A novel mutation in the tRNAIle gene (MTTI) affecting the variable loop in a patient with chronic progressive external ophthalmoplegia (CPEO)

Abstract

We describe a 62-year-old woman with chronic progressive external ophthalmoplegia (CPEO), multiple lipomas, diabetes mellitus, and a novel mitochondrial DNA (mtDNA) mutation at nucleotide 4302 (4302A>G) of the tRNA(Ile) gene (MTTI).

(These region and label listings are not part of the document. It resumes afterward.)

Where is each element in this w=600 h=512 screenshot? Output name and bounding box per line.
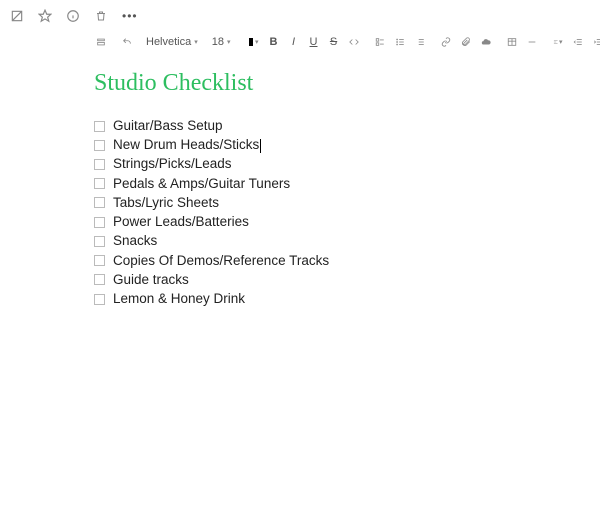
code-icon[interactable] [347,34,361,50]
checklist-item-label: Guitar/Bass Setup [113,117,223,135]
link-icon[interactable] [439,34,453,50]
note-content[interactable]: Studio Checklist Guitar/Bass SetupNew Dr… [0,56,600,329]
checklist-item[interactable]: Snacks [94,232,580,250]
checkbox[interactable] [94,255,105,266]
underline-button[interactable]: U [307,34,321,50]
chevron-down-icon: ▾ [194,38,198,46]
chevron-down-icon: ▾ [227,38,231,46]
bold-button[interactable]: B [267,34,281,50]
checklist-item[interactable]: Copies Of Demos/Reference Tracks [94,252,580,270]
checklist: Guitar/Bass SetupNew Drum Heads/SticksSt… [94,117,580,308]
checklist-item-label: Power Leads/Batteries [113,213,249,231]
attachment-icon[interactable] [459,34,473,50]
number-list-icon[interactable] [413,34,427,50]
align-icon[interactable]: ▾ [551,34,565,50]
font-size-picker[interactable]: 18 ▾ [212,36,231,48]
paragraph-style-icon[interactable] [94,34,108,50]
outdent-icon[interactable] [571,34,585,50]
checklist-item[interactable]: Pedals & Amps/Guitar Tuners [94,175,580,193]
italic-button[interactable]: I [287,34,301,50]
checklist-item[interactable]: Strings/Picks/Leads [94,155,580,173]
undo-icon[interactable] [120,34,134,50]
checklist-item-label: Lemon & Honey Drink [113,290,245,308]
checklist-item-label: Strings/Picks/Leads [113,155,232,173]
text-color-picker[interactable]: ▾ [247,34,261,50]
checkbox[interactable] [94,178,105,189]
checklist-item-label: Copies Of Demos/Reference Tracks [113,252,329,270]
checklist-item[interactable]: New Drum Heads/Sticks [94,136,580,154]
checklist-item[interactable]: Tabs/Lyric Sheets [94,194,580,212]
chevron-down-icon: ▾ [255,38,259,46]
checklist-item-label: Guide tracks [113,271,189,289]
expand-icon[interactable] [10,9,24,23]
checklist-item-label: Tabs/Lyric Sheets [113,194,219,212]
checklist-item-label: Snacks [113,232,157,250]
checkbox[interactable] [94,294,105,305]
divider-icon[interactable] [525,34,539,50]
checklist-item[interactable]: Guide tracks [94,271,580,289]
checklist-item-label: Pedals & Amps/Guitar Tuners [113,175,290,193]
format-toolbar: Helvetica ▾ 18 ▾ ▾ B I U S ▾ [86,28,600,56]
note-actions-bar: ••• [0,0,600,28]
star-icon[interactable] [38,9,52,23]
font-family-picker[interactable]: Helvetica ▾ [146,36,198,48]
checkbox[interactable] [94,121,105,132]
indent-icon[interactable] [591,34,600,50]
checkbox[interactable] [94,140,105,151]
table-icon[interactable] [505,34,519,50]
checklist-item[interactable]: Guitar/Bass Setup [94,117,580,135]
checklist-item[interactable]: Lemon & Honey Drink [94,290,580,308]
note-title[interactable]: Studio Checklist [94,70,580,97]
info-icon[interactable] [66,9,80,23]
checklist-icon[interactable] [373,34,387,50]
chevron-down-icon: ▾ [559,38,563,46]
more-actions-button[interactable]: ••• [122,9,138,23]
checklist-item[interactable]: Power Leads/Batteries [94,213,580,231]
bullet-list-icon[interactable] [393,34,407,50]
font-size-label: 18 [212,36,224,48]
cloud-icon[interactable] [479,34,493,50]
strike-button[interactable]: S [327,34,341,50]
trash-icon[interactable] [94,9,108,23]
checkbox[interactable] [94,197,105,208]
font-family-label: Helvetica [146,36,191,48]
checkbox[interactable] [94,159,105,170]
checklist-item-label: New Drum Heads/Sticks [113,136,261,154]
checkbox[interactable] [94,217,105,228]
checkbox[interactable] [94,236,105,247]
checkbox[interactable] [94,274,105,285]
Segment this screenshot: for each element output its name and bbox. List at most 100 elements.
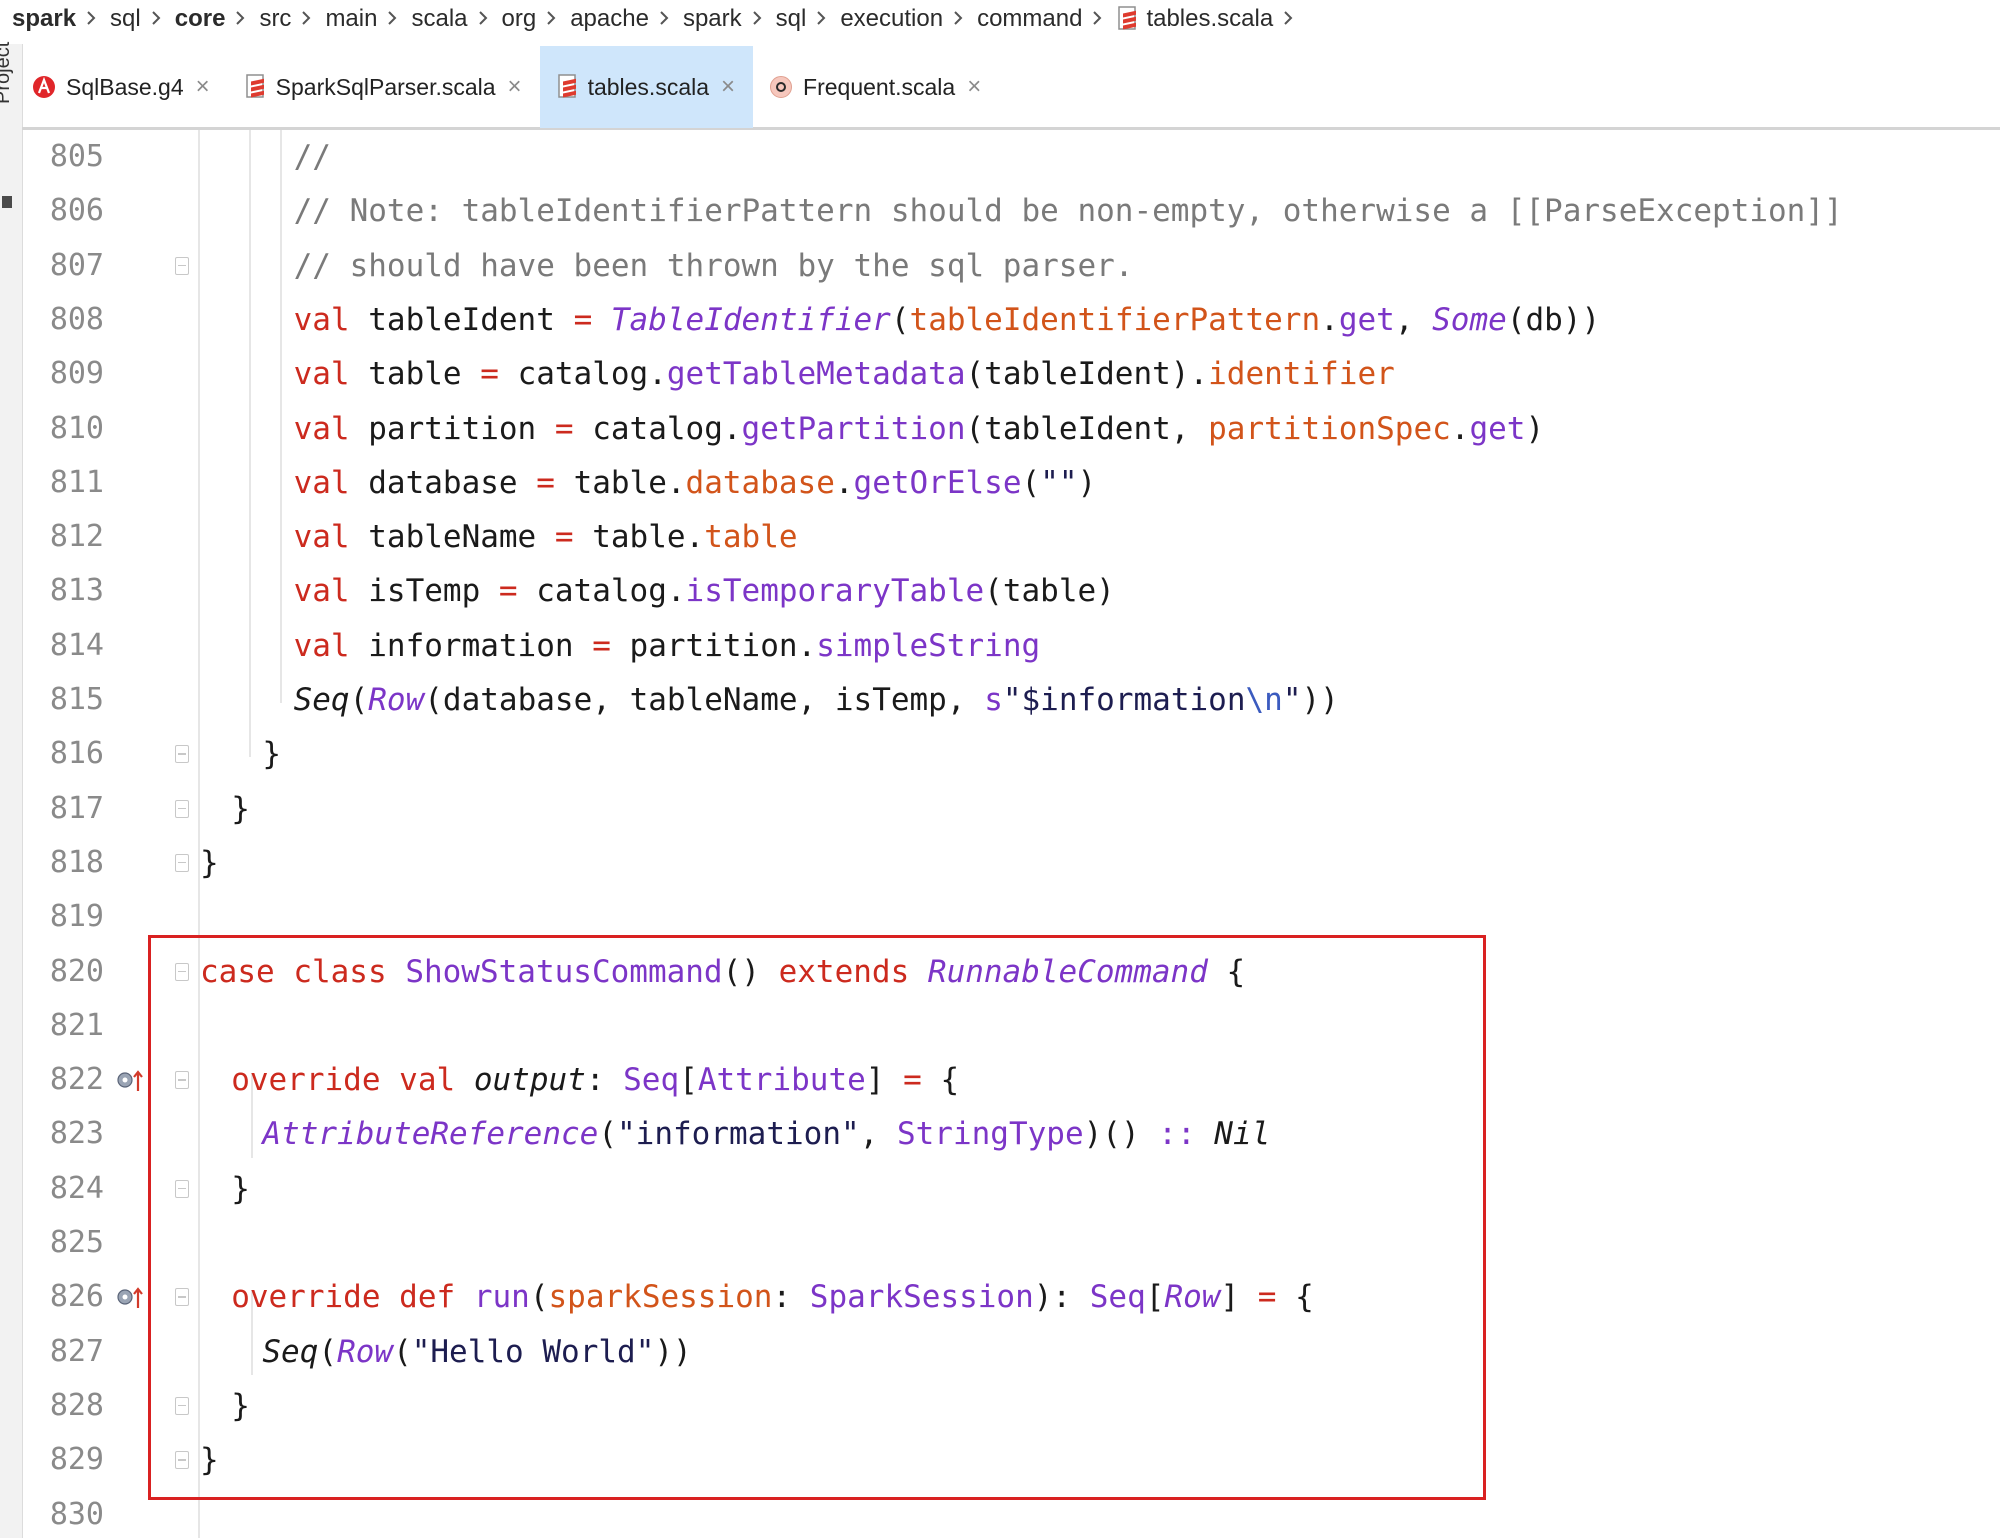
code-line[interactable]: 821 <box>22 999 2000 1053</box>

This is the first mutation at position 44 in the variable loop (V loop) of any mitochondrial tRNA. The muscle biopsy revealed 10% ragged-red/ragged-blue fibers and 25% cytochrome c oxidase (COX)-deficient fibers. No deletions or duplications were detected by Southern blot analysis. The 4302A>G transition was present only in the patient's muscle and single-fiber analysis revealed significantly higher levels of the mutation in COX-deficient than in normal fibers. Like tRNA(Leu(UUR)), tRNA(Ile) appears to be a "hot spot" for mtDNA mutations causing CPEO.

Fig. 1

(A) Electropherogram of DNA sequence. Electrophoresed samples were analyzed with Sequence Analysis software (Perkin-Elmer Applied Biosystems). At position 4302 a heteroplasmic adenine to guanine transition is evident (4302A>G). (B) Nucleotide sequence showing inter-species similarity of the tRNA^Ile gene and the highly conserved base at nt 4302. The mutation in our patient is highlighted with a bold red letter and compared with human, bovine, mouse, Xenopus (X) laevis, Drosophila (D) yakuba. (C) PCR-RFLP analysis. Fragments after digestion with DdeI were separated on a 15% non-denaturing acrylamide gel, visualized and quantitated using SYBR Gold^® Nucleic Acid Gel Stain (Invitrogen). DdeI cuts the wild type into a 95 and a 78 bp fragment, whereas mutant mtDNA was digested into three (58, 37 and 78 bp). Patient’s tissues: M, muscle; B, blood; U, urine; C1, C2 (controls); uncut PCR product. (D) Secondary structure of the human wild type tRNA^Ile showing the nt. 4302 base pair substitution A-to-G at the variable loop (v loop) region. The red points show previously described mutations associated with CPEO phenotype (position 4267, 4274, 4285, 4298, and 4309).